HEALTH
workers in the Northern Region have made an appeal to the government to invest
in deploying Information Communication and Technology (ICT) tools in the health
sector to enhance healthcare delivery.
In their estimation, using ICT to
process patient’s records and other critical data would not only speed up
service delivery, but also improve health sector administration.
They noted that some of the current
challenges facing various health facilities, such as over-crowding at the OPDs
and difficulty in processing health insurance claims, could be surmounted when
these units are migrated from manual onto an ICT platform.
The health workers made the appeal at a
training workshop on how to mainstream ICT in healthcare delivery in the
country.
The Ghana Information Network for
Knowledge Sharing (GINKS) organised the workshop in collaboration with Savana
Signatures, an ICT-focused non-governmental organisation.
The participants included health personnel
from some of the hospitals, National Health Insurance Scheme (NHIS) offices and
Births and Deaths Registry.
The main objective of the training was
to expose the health workers to various ways of using ICTS in managing
patients’ data for an effective health delivery system.
The participants however noted that policy
makers needed to be convinced to appreciate the importance of ICT to the health
sector.
“We need to impress on policy makers to
pursue this agenda. Apart from initiating the policies, it is they who provide
the funds for implementation,” one of the participants, Mr Osman Wahab, stated.
The participants however stressed the
need for the deployment of ICT in the health sector to be done gradually
because rushing it would pose problems due to the lack of finance, logistics
and human resource.
In an interview, the Regional ICT
Co-ordinator of the National Health Insurance Authority (NHIA) for the Upper
East Region, Mr Hassan Hamadu explained that the use of ICT reduces the time
and labour spent in processing patients’ data and also facilitates planning.
“If you have an electronic database of
these records, by a click of a button you can generate reports easily and
periodically,” he stated.
The Director of Filla Consult, Mr
William Nsiah-Asare also stated in an interview that the manual processing of
health insurance claims poses major difficulties for various health facilities
due to the large number of clients.
“The NHIA sometimes rejects some claims
made by the facilities partly due to mistakes in the claims processing, thereby
denying the facilities of the revenues due them,” he mentioned.

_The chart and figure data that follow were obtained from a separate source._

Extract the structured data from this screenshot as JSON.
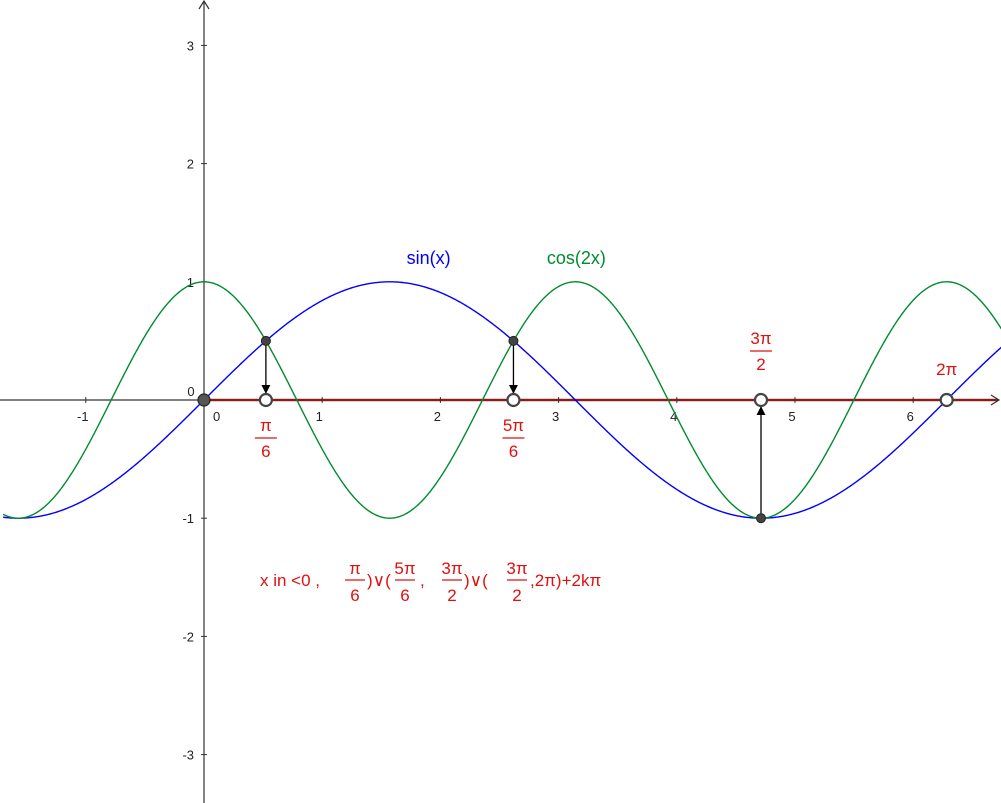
{
  "chart_data": {
    "type": "line",
    "xlim": [
      -1.7,
      6.75
    ],
    "ylim": [
      -3.4,
      3.4
    ],
    "grid": false,
    "x_ticks": [
      -1,
      0,
      1,
      2,
      3,
      4,
      5,
      6
    ],
    "x_tick_labels": [
      "-1",
      "0",
      "1",
      "2",
      "3",
      "4",
      "5",
      "6"
    ],
    "y_ticks": [
      -3,
      -2,
      -1,
      1,
      2,
      3
    ],
    "y_tick_labels": [
      "-3",
      "-2",
      "-1",
      "1",
      "2",
      "3"
    ],
    "series": [
      {
        "name": "sin(x)",
        "function": "sin(x)",
        "color": "#0000ff",
        "label_at": [
          1.9,
          1.15
        ]
      },
      {
        "name": "cos(2x)",
        "function": "cos(2x)",
        "color": "#008c2e",
        "label_at": [
          3.15,
          1.15
        ]
      }
    ],
    "intersection_points": [
      {
        "x": 0.5236,
        "y": 0.5
      },
      {
        "x": 2.618,
        "y": 0.5
      },
      {
        "x": 4.7124,
        "y": -1
      }
    ],
    "solution_axis_points": [
      {
        "x": 0,
        "closed": true
      },
      {
        "x": 0.5236,
        "closed": false,
        "label_num": "π",
        "label_den": "6",
        "label_pos": "below"
      },
      {
        "x": 2.618,
        "closed": false,
        "label_num": "5π",
        "label_den": "6",
        "label_pos": "below"
      },
      {
        "x": 4.7124,
        "closed": false,
        "label_num": "3π",
        "label_den": "2",
        "label_pos": "above"
      },
      {
        "x": 6.2832,
        "closed": false,
        "label_num": "2π",
        "label_den": "",
        "label_pos": "above"
      }
    ],
    "solution_segment": [
      0,
      6.75
    ],
    "solution_color": "#e01010",
    "answer_formula": {
      "prefix": "x  in  <0 ,",
      "f1_num": "π",
      "f1_den": "6",
      "mid1": ")∨(",
      "f2_num": "5π",
      "f2_den": "6",
      "sep1": ",",
      "f3_num": "3π",
      "f3_den": "2",
      "mid2": ")∨(",
      "f4_num": "3π",
      "f4_den": "2",
      "suffix": ",2π)+2kπ"
    }
  }
}
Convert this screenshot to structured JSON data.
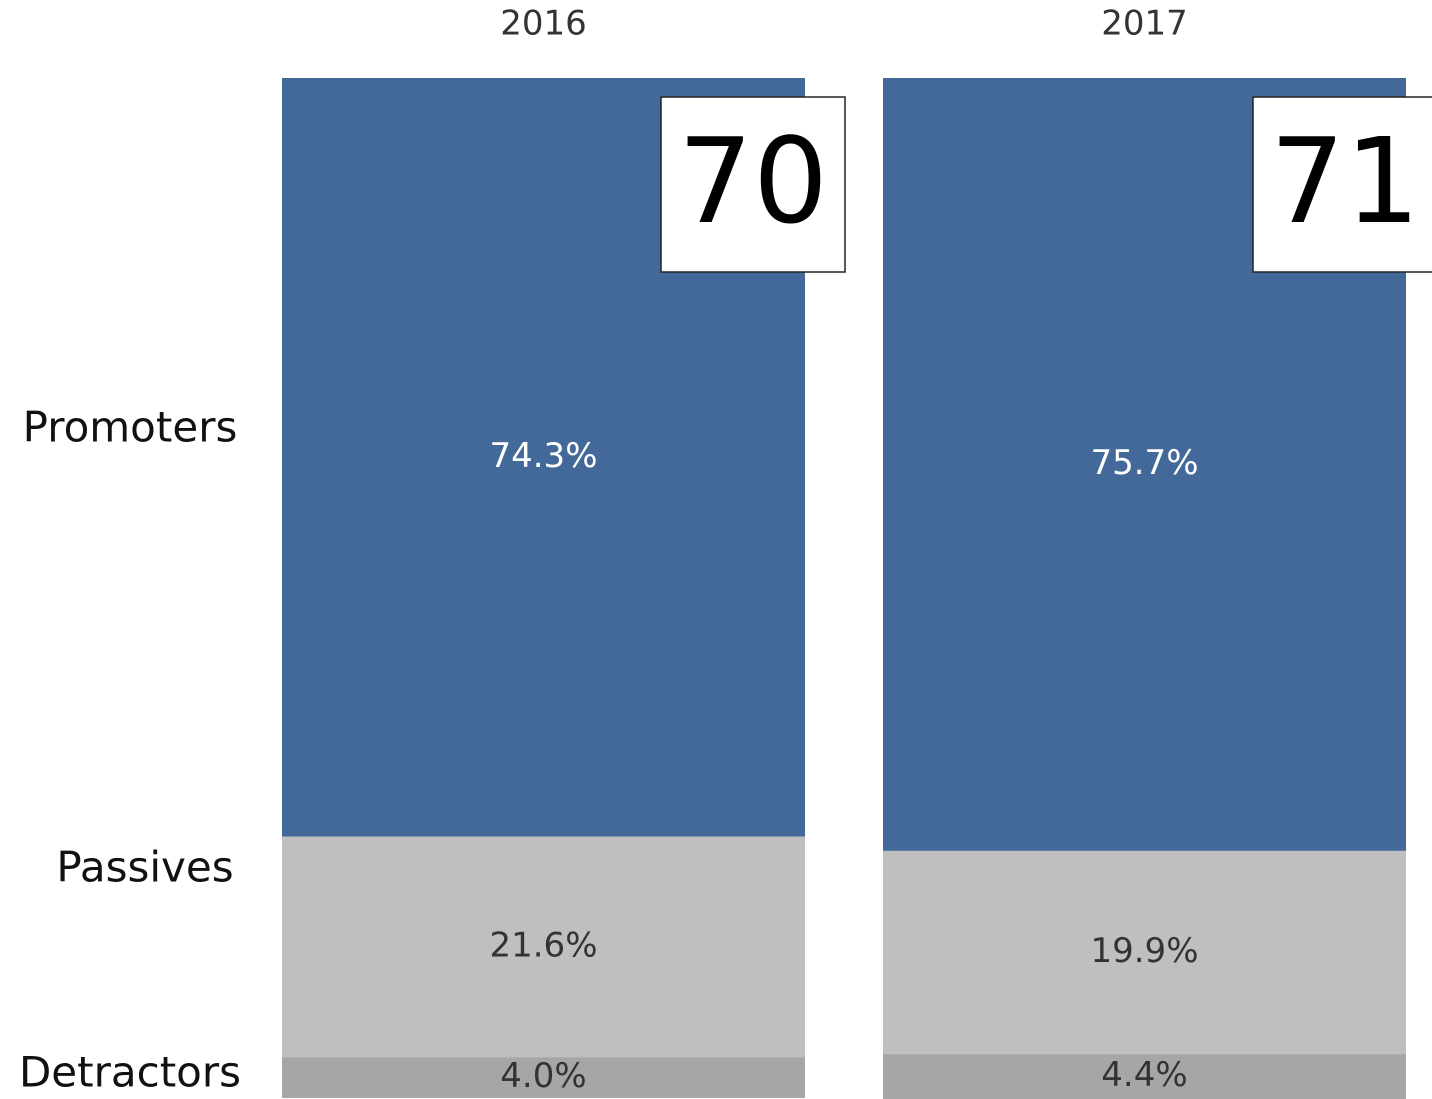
{
  "chart_data": {
    "type": "bar",
    "stacked": true,
    "categories": [
      "2016",
      "2017"
    ],
    "ylim": [
      0,
      100
    ],
    "series": [
      {
        "name": "Promoters",
        "color": "#426999",
        "values": [
          74.3,
          75.7
        ],
        "value_labels": [
          "74.3%",
          "75.7%"
        ]
      },
      {
        "name": "Passives",
        "color": "#bfbfbf",
        "values": [
          21.6,
          19.9
        ],
        "value_labels": [
          "21.6%",
          "19.9%"
        ]
      },
      {
        "name": "Detractors",
        "color": "#a6a6a6",
        "values": [
          4.0,
          4.4
        ],
        "value_labels": [
          "4.0%",
          "4.4%"
        ]
      }
    ],
    "scores": [
      70,
      71
    ]
  }
}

Mr Nsiah-Asare noted that his company
had developed a software programme that was being used by health facilities to
process claim forms more effectively and accurately.
“The software enables the claim
management officers to collate claim forms and produce summary reports easily
so they could access their payments,” he explained.
He mentioned the Yendi Government Hospital,
Tamale West Hospital and Gusheigu Government hospital as some of the health
facilities that had began using the software.